Les constatations faites par l’expert A, la nature de l’activité exercée par Mme Y au sein de la société Agro 3d consistant à rechercher des clients, la date de sa démission rapprochée de la date de la mise en activité de la société Valogreen, l’envoi à la fin du mois de janvier 2015 d’un message à une cliente de la société Agro 3d pour lui signaler son départ de cette société la création de la société Valogreen exerçant la même activité, justifient suffisamment de l’intérêt légitime qu’a la société Agro 3d à faire ordonner avant tout procès, une mesure de recherche par voie de constat d’huissier, dans le système informatique des appelantes, de la présence de son fichier client ou de courriers électroniques échangés avec ces derniers dont elle cite les noms.
Les appelantes soutiennent enfin que la liste des clients et fournisseurs apparaissant sur vingt pages dans la requête n’ont pour la plupart d’entre eux aucun lien de clientèle ou de fournisseur avec la société Agro 3d mais est issue d’un annuaire professionnel comportant le nom de tous les opérateurs européens en fruits et légumes. Elles ne produisent aucune pièce justifiant de la réalité de leurs allégations. Il résulte au contraire de la pièce numéro 12 qu’elles produisent, qui est un tableau des clients prospectés par Mme Y établi à l’occasion d’une demande d’augmentation, qui justifie de l’ampleur de l’activité déployée par la société Agro 3d pour rechercher de la clientèle.
La mesure de constat ordonnée est nécessaire à la protection des droits de la société Agro 3d. Elle est circonscrite à la recherche de documents en relation avec le risque de détournement de clientèle allégué et au litige potentiel invoqué et ne constitue pas une mesure d’investigation générale. Il n’y a donc pas lieu de réduire la liste des mots clés constitués par les fournisseurs et les clients revendiqués par la société Agro 3d.
S’agissant d’établir l’existence de manoeuvres de concurrence déloyale, les circonstances exigeaient que la mesure sollicitée ne soit pas ordonnée de manière contradictoire en raison du risque de destruction des preuves encouru faisant perdre toute efficacité à la recherche des fichiers de la société Agro 3d qui ont déjà été détruits sur l’ordinateur portable utilisé par Mme Y avant son départ de cette société, après avoir été transférés sur un autre ordinateur et qui pourraient être utilisés par la société Valogreen.

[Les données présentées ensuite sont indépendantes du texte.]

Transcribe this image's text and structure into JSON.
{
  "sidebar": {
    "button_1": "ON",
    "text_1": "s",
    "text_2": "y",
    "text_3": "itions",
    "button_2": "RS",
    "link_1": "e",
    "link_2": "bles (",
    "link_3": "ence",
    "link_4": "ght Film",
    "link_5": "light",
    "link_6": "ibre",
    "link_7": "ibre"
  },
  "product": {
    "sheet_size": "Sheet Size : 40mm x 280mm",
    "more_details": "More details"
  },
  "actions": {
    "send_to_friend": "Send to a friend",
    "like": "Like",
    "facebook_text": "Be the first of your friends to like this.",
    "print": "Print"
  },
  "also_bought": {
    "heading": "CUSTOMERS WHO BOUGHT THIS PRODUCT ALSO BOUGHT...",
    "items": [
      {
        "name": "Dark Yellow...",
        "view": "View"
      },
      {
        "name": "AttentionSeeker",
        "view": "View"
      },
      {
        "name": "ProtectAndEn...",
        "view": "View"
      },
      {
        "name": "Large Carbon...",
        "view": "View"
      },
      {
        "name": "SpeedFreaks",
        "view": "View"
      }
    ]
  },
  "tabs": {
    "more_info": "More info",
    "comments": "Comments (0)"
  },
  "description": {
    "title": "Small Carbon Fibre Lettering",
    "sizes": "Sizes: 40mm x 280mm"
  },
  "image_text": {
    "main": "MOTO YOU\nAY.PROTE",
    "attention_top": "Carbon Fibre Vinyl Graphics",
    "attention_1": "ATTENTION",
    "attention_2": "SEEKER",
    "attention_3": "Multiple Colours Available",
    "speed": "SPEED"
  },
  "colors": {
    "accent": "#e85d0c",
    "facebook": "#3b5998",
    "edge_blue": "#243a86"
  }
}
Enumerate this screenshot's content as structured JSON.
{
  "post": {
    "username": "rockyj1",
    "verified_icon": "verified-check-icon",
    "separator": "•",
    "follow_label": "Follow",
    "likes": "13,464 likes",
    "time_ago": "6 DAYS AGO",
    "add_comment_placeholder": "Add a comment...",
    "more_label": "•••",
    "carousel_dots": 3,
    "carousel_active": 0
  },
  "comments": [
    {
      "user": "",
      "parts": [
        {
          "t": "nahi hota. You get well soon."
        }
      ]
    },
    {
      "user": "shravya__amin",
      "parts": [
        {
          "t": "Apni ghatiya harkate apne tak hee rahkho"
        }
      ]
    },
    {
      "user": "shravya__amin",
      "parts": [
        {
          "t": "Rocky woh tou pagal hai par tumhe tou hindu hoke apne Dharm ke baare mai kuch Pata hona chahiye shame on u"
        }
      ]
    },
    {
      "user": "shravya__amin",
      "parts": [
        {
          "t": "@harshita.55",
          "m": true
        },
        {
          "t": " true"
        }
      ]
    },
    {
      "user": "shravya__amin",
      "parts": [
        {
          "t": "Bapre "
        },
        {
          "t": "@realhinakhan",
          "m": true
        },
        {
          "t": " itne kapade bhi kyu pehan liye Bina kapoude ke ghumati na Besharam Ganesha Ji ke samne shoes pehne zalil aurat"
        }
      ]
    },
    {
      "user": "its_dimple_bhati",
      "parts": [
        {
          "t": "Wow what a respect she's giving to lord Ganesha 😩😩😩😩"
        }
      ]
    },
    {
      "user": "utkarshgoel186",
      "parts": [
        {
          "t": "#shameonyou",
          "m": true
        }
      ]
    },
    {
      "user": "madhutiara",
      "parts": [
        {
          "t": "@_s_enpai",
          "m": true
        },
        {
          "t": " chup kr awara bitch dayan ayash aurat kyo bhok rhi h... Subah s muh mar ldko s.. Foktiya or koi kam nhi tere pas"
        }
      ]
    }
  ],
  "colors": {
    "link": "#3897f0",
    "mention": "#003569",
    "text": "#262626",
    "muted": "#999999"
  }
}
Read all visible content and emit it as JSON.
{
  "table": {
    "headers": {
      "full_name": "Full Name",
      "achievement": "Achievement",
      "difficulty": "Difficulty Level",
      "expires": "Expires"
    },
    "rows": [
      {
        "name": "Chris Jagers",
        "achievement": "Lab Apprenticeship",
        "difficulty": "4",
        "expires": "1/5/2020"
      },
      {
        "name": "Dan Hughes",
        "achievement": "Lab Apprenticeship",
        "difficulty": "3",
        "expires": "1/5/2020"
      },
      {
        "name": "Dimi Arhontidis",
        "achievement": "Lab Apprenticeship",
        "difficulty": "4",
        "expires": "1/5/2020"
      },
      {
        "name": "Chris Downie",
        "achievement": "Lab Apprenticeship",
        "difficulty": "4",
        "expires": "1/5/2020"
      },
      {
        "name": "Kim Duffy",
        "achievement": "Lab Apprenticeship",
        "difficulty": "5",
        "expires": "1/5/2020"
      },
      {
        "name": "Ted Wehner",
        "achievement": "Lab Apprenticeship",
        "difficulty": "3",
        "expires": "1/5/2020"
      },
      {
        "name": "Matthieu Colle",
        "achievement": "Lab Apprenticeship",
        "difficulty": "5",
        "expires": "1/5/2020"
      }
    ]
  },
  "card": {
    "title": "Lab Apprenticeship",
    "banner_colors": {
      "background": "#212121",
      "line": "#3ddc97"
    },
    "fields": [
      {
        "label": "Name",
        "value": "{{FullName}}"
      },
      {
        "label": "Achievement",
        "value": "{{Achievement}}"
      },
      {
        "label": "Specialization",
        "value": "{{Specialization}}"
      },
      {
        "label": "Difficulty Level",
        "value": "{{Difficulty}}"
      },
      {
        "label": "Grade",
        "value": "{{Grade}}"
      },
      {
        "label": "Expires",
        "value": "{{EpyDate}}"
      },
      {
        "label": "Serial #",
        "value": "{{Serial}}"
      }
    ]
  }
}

Les demandes en rétractation et en modification de l’ordonnance sur requête rendue le 23 février 2015 par le président du tribunal de commerce de Reims ont justement été rejetées, et l’ordonnance de référé entreprise sera confirmée en toutes ses dispositions.
La société Valogreen et Mme Y qui succombent dans leur appel supporteront les entiers dépens de l’instance et leurs frais irrépétibles et paieront à la société Agro 3d la somme de 2 000 euros en application de l’article 700 du code de procédure civile.
Par ces motifs :
Statuant publiquement et contradictoirement ;
Confirme en toutes ses dispositions l’ordonnance de référé rendue le 1er juillet 2015 par le président du tribunal de commerce de Reims ;
et y ajoutant ;
Condamne la société Valogreen et Mme X Y à payer à la société Agro 3d la somme de 2 000 euros en application de l’article 700 du code de procédure civile ;
Déboute la société Valogreen et Mme X Y de leur demande en application de l’article 700 du code de procédure civile ;
Condamne la société Valogreen et Mme X Y aux entiers dépens de la procédure d’appel et dit qu’ils pourront être recouvrés conformément aux dispositions de l’article 699 du code de procédure civile.